Wednesday, August 23, 2017
Imports Factor In to Opioid Crisis
As Louisville Mayor Greg Fischer tries to fight the opioid crisis by suing Big Pharma, keep in mind the effect that Sen. Bernie Sanders's efforts to increase pharmaceutical importation could have on the crisis. Plainly, Sanders's approach would make a bad situation much worse.
Barry Denton discusses it in the News-Enterprise:
Drug overdoses are skyrocketing in Kentucky.
Staff at the St. Elizabeth hospital system in the northern part of the state revive six opioid overdose victims every day. Twice as many Kentuckians are dying of overdoses as car accidents.
Incredibly, politicians in Washington are pushing a bill that would make the crisis even worse.
The proposed law, introduced by Sen. Bernie Sanders, would legalize the importation of medicines from Canada.
Proponents argue the bill would save patients money by allowing them to buy cheaper prescription drugs from abroad.
In reality, those “cheaper” medicines could come at the price of hundreds of Kentuckians’ lives. Many unscrupulous pharmacies will jump at the chance to make a few bucks by sending painkillers to Americans without requiring prescriptions. The bill also would seriously strain law-enforcement’s ability to intercept illegal drugs.
Kentuckians’ drug addictions often begin with prescription pain pills.
In the last three months of 2016, Kentucky residents filled prescriptions for more than 17 million doses of oxycodone and 36 million doses of hydrocodone. In just one year, Clay County residents filled enough prescriptions to provide every resident – including children – with 150 doses of hydrocodone and oxycodone.
Many of these pills wind up on the black market, fueling people’s addictions. And when addicts can’t find or afford prescription painkillers, they often turn to heroin.
Heroin is dangerous enough on its own — but now, drug dealers are lacing heroin with fentanyl, a deadly synthetic opioid that’s 100 times more potent than morphine. Some strains of fentanyl are so potent that Narcan, a lifesaving shot used to resuscitate overdose victims, doesn’t work.
One-third of Kentucky overdose deaths involve fentanyl.
Legalizing prescription drug importation would make it easier for dealers to obtain massive quantities of illicit pain pills, heroin and fentanyl.
Even though it’s illegal, some Americans already import prescription drugs.

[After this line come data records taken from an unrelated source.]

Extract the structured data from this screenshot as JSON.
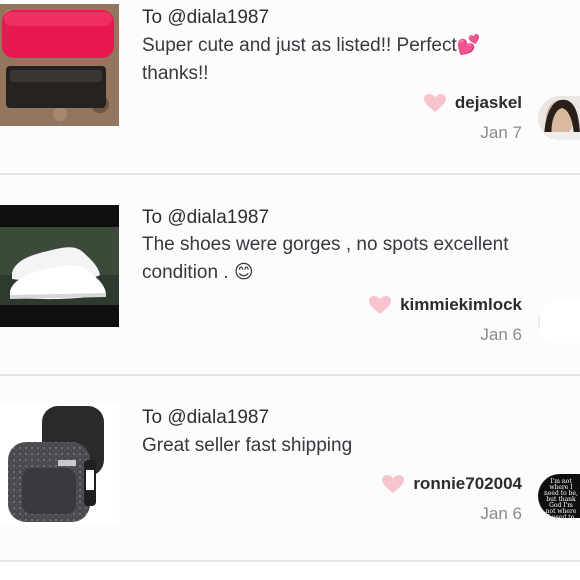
{
  "reviews": [
    {
      "to": "To @diala1987",
      "message": "Super cute and just as listed!! Perfect💕 thanks!!",
      "username": "dejaskel",
      "date": "Jan 7",
      "thumb_icon": "pink-glasses-case-photo",
      "avatar_icon": "user-photo-avatar"
    },
    {
      "to": "To @diala1987",
      "message": "The shoes were gorges , no spots excellent condition . 😊",
      "username": "kimmiekimlock",
      "date": "Jan 6",
      "thumb_icon": "white-sneakers-photo",
      "avatar_icon": "blank-avatar"
    },
    {
      "to": "To @diala1987",
      "message": "Great seller fast shipping",
      "username": "ronnie702004",
      "date": "Jan 6",
      "thumb_icon": "backpack-photo",
      "avatar_icon": "quote-text-avatar",
      "avatar_text": "I'm not where I need to be, but thank God I'm not where I used to be."
    }
  ],
  "colors": {
    "heart": "#f7c3cc",
    "divider": "#e4e3e6",
    "text": "#38383f",
    "muted": "#8a8a90"
  }
}
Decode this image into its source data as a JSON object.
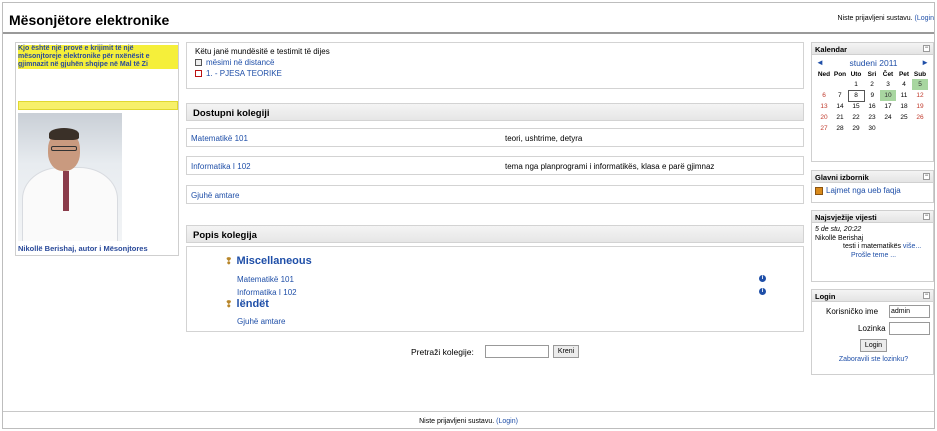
{
  "header": {
    "title": "Mësonjëtore elektronike",
    "login_info": "Niste prijavljeni sustavu.",
    "login_link": "(Login"
  },
  "left": {
    "intro": "Kjo është një provë e krijimit të një mësonjtoreje elektronike për nxënësit e gjimnazit në gjuhën shqipe në Mal të Zi",
    "caption": "Nikollë Berishaj, autor i Mësonjtores"
  },
  "test_box": {
    "intro": "Këtu janë mundësitë e testimit të dijes",
    "items": [
      "mësimi në distancë",
      "1. - PJESA TEORIKE"
    ]
  },
  "available_courses": {
    "heading": "Dostupni kolegiji",
    "rows": [
      {
        "name": "Matematikë 101",
        "desc": "teori, ushtrime, detyra"
      },
      {
        "name": "Informatika I 102",
        "desc": "tema nga planprogrami i informatikës, klasa e parë gjimnaz"
      },
      {
        "name": "Gjuhë amtare",
        "desc": ""
      }
    ]
  },
  "course_list": {
    "heading": "Popis kolegija",
    "categories": [
      {
        "name": "Miscellaneous",
        "courses": [
          "Matematikë 101",
          "Informatika I 102"
        ]
      },
      {
        "name": "lëndët",
        "courses": [
          "Gjuhë amtare"
        ]
      }
    ]
  },
  "search": {
    "label": "Pretraži kolegije:",
    "value": "",
    "button": "Kreni"
  },
  "footer": {
    "text": "Niste prijavljeni sustavu.",
    "link": "(Login)"
  },
  "calendar": {
    "title": "Kalendar",
    "month": "studeni 2011",
    "prev": "◄",
    "next": "►",
    "weekdays": [
      "Ned",
      "Pon",
      "Uto",
      "Sri",
      "Čet",
      "Pet",
      "Sub"
    ],
    "weeks": [
      [
        "",
        "",
        "1",
        "2",
        "3",
        "4",
        "5"
      ],
      [
        "6",
        "7",
        "8",
        "9",
        "10",
        "11",
        "12"
      ],
      [
        "13",
        "14",
        "15",
        "16",
        "17",
        "18",
        "19"
      ],
      [
        "20",
        "21",
        "22",
        "23",
        "24",
        "25",
        "26"
      ],
      [
        "27",
        "28",
        "29",
        "30",
        "",
        "",
        ""
      ]
    ],
    "highlight_days": [
      "5",
      "10"
    ],
    "today": "8",
    "weekend_color": "#c0392b",
    "highlight_color": "#a8d6a0"
  },
  "main_menu": {
    "title": "Glavni izbornik",
    "item": "Lajmet nga ueb faqja"
  },
  "latest_news": {
    "title": "Najsvježije vijesti",
    "date": "5 de stu, 20:22",
    "author": "Nikollë Berishaj",
    "text": "testi i matematikës",
    "more": "više...",
    "older": "Prošle teme ..."
  },
  "login": {
    "title": "Login",
    "username_label": "Korisničko ime",
    "username_value": "admin",
    "password_label": "Lozinka",
    "button": "Login",
    "forgot": "Zaboravili ste lozinku?"
  },
  "colors": {
    "link": "#1f4fa8",
    "intro_highlight": "#f5ef3a"
  }
}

Many order from online Canadian pharmacies, some of which don’t even require prescriptions. Authorities sometimes are able to intercept these shipments, which often contain spoiled, counterfeit or illegal substances.
If the bill passes, many Americans would start ordering medicines from foreign pharmacies without realizing those drugs lack the gold standard of approval from the Food and Drug Administration.
There’d be little stopping a drug dealer from buying opioids in bulk to resell to vulnerable addicts.
The sheer volume of shipments makes it unlikely law enforcement would be able to stop this trafficking.
Legalized importation wouldn’t result only in pain pills flooding into Kentucky. It also could allow drug dealers to bring in pure fentanyl.
Canadian authorities have warned that they don’t inspect drugs imported from abroad, routed through Canada and reshipped to America.
The FDA also has no way to inspect or vet these imports.
In other words, fentanyl- producing labs in China could ship large quantities of the drug to America via Canada. It’d be difficult for health authorities and law enforcement to distinguish between packages containing legitimate prescriptions and those containing deadly opioids.
Kentucky’s police and first responders already are stretched thin dealing with overdoses. The last thing they need is for federal lawmakers to make it even easier to obtain dangerous drugs.
Sen. Sanders sincerely may believe importation would help lower drug costs. But the price paid in human lives would be far too steep.